La tension que Chris Kraus a créée dès le début du roman ne se relâche pas, le ton de la narration est suffisamment varié pour qu’un excès de sérieux ne vienne jamais plomber l’atmosphère. Entre Jesko, fils tragique et pince-sans-rire, et Käthe, mère truculente et attachante jusque dans sa folie, une place est toujours réservée à l’humour, l’ironie, la justesse d’un bon mot, voire la loufoquerie, qui prêtent à sourire au plus fort du drame. Mais il y a aussi de belles surprises dans les mots de Chris Kraus, des trouvailles que Rose Labourie, la traductrice, a su mettre en valeur : quand la menace se dessine, il peint par exemple d’une phrase « le vaste rouge du ciel, comme si Dieu s’était coupé la gorge pour se répandre aux quatre coins du monde ». Et quand il se sent au fond du trou, le narrateur se voit volontiers comme « une calotte polaire qui fond lentement pour faire le malheur des hommes ».

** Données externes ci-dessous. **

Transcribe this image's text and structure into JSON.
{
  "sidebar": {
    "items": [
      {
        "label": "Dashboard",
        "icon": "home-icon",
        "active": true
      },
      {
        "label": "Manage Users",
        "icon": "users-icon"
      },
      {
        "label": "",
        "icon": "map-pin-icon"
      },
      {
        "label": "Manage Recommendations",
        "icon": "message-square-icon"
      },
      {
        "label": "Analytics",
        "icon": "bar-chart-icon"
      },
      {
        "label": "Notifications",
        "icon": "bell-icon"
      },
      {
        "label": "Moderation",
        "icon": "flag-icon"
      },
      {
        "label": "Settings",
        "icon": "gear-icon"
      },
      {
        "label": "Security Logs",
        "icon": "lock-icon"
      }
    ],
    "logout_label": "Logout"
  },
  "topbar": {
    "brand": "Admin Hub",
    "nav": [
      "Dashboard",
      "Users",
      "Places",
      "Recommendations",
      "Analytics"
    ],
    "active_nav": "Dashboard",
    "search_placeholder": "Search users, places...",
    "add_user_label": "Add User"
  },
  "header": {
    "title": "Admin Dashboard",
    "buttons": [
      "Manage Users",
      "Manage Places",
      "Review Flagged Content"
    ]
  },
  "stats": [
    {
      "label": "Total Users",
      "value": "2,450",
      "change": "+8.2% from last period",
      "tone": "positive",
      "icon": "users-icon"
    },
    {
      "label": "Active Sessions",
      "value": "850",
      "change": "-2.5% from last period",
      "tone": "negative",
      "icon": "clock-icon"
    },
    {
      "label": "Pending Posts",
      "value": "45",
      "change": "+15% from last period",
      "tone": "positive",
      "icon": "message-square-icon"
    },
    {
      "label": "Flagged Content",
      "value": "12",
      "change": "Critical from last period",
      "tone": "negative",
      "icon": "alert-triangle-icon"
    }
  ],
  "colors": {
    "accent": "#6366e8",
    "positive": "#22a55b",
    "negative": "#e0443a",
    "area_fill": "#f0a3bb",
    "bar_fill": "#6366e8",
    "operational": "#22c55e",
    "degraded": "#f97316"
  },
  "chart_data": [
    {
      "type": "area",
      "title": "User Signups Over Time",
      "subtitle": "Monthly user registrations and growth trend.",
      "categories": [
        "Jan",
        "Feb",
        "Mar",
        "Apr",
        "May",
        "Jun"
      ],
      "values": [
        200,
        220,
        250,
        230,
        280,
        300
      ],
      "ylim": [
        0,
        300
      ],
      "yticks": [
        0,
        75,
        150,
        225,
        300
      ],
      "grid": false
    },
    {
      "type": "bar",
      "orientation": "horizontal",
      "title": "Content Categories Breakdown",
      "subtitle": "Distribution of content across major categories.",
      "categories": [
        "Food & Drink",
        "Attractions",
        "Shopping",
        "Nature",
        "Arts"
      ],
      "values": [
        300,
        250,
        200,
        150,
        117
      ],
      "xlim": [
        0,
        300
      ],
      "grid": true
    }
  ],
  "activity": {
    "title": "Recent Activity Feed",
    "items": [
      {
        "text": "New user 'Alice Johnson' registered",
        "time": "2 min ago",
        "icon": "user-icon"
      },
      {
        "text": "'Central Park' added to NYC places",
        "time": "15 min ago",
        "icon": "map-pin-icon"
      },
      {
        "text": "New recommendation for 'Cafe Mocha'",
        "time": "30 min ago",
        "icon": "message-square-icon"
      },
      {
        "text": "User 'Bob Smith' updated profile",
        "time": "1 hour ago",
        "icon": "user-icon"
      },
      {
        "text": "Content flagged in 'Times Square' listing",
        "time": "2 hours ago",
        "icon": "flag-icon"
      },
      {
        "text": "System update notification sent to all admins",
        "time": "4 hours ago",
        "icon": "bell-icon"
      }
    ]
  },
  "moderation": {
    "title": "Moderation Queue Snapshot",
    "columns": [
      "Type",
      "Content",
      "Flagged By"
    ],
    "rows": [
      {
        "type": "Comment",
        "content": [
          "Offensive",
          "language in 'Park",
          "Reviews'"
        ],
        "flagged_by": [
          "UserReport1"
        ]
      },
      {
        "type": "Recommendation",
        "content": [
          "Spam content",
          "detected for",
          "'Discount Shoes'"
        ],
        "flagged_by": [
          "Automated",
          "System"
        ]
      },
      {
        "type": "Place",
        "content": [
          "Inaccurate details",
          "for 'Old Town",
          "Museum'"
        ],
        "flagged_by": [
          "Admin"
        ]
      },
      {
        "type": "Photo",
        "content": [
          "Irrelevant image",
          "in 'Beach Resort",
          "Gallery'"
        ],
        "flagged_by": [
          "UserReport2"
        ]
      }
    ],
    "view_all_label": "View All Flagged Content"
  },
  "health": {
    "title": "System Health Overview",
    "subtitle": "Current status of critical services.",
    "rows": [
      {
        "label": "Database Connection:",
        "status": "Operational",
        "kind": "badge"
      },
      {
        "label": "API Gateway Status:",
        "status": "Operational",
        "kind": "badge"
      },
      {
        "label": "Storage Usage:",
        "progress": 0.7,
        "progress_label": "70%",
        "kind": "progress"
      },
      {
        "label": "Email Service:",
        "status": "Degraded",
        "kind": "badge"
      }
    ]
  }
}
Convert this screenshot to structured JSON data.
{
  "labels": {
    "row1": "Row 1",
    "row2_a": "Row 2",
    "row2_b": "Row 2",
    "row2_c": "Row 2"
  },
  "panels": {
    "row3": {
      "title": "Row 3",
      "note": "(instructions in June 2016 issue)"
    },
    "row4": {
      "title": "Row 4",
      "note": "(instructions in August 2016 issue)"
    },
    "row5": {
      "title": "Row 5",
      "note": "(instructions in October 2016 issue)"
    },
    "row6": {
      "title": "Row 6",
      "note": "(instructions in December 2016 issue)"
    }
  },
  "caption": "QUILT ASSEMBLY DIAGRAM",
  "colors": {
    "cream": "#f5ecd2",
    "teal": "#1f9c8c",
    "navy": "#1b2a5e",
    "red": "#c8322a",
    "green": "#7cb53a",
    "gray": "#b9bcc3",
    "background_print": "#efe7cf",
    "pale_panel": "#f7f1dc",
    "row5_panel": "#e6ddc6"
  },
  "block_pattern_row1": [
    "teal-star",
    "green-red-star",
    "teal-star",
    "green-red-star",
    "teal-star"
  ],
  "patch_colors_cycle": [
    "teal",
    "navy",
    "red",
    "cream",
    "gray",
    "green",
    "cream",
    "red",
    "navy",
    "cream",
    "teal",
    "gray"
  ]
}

Chris Kraus fait ainsi pénétrer le lecteur dans un véritable huis clos où tous ceux qui sont rassemblés, même si c’est pour la bonne cause, sont partagés entre haine et amour, dans une grande confusion de sentiments. Un passé mal assumé pèse sur la famille Solm, sa charge ne s’allège un peu que lorsque Gebhard, l’actuel chef de famille, dévoile l’épisode fondateur de leur malaise diffus, où la perte du pays natal se confond avec la culpabilité du grand-père. Le roman familial ouvre alors sur un grand roman historique, auquel Chris Kraus apportera quinze ans plus tard un prolongement éclatant avec La fabrique des salauds.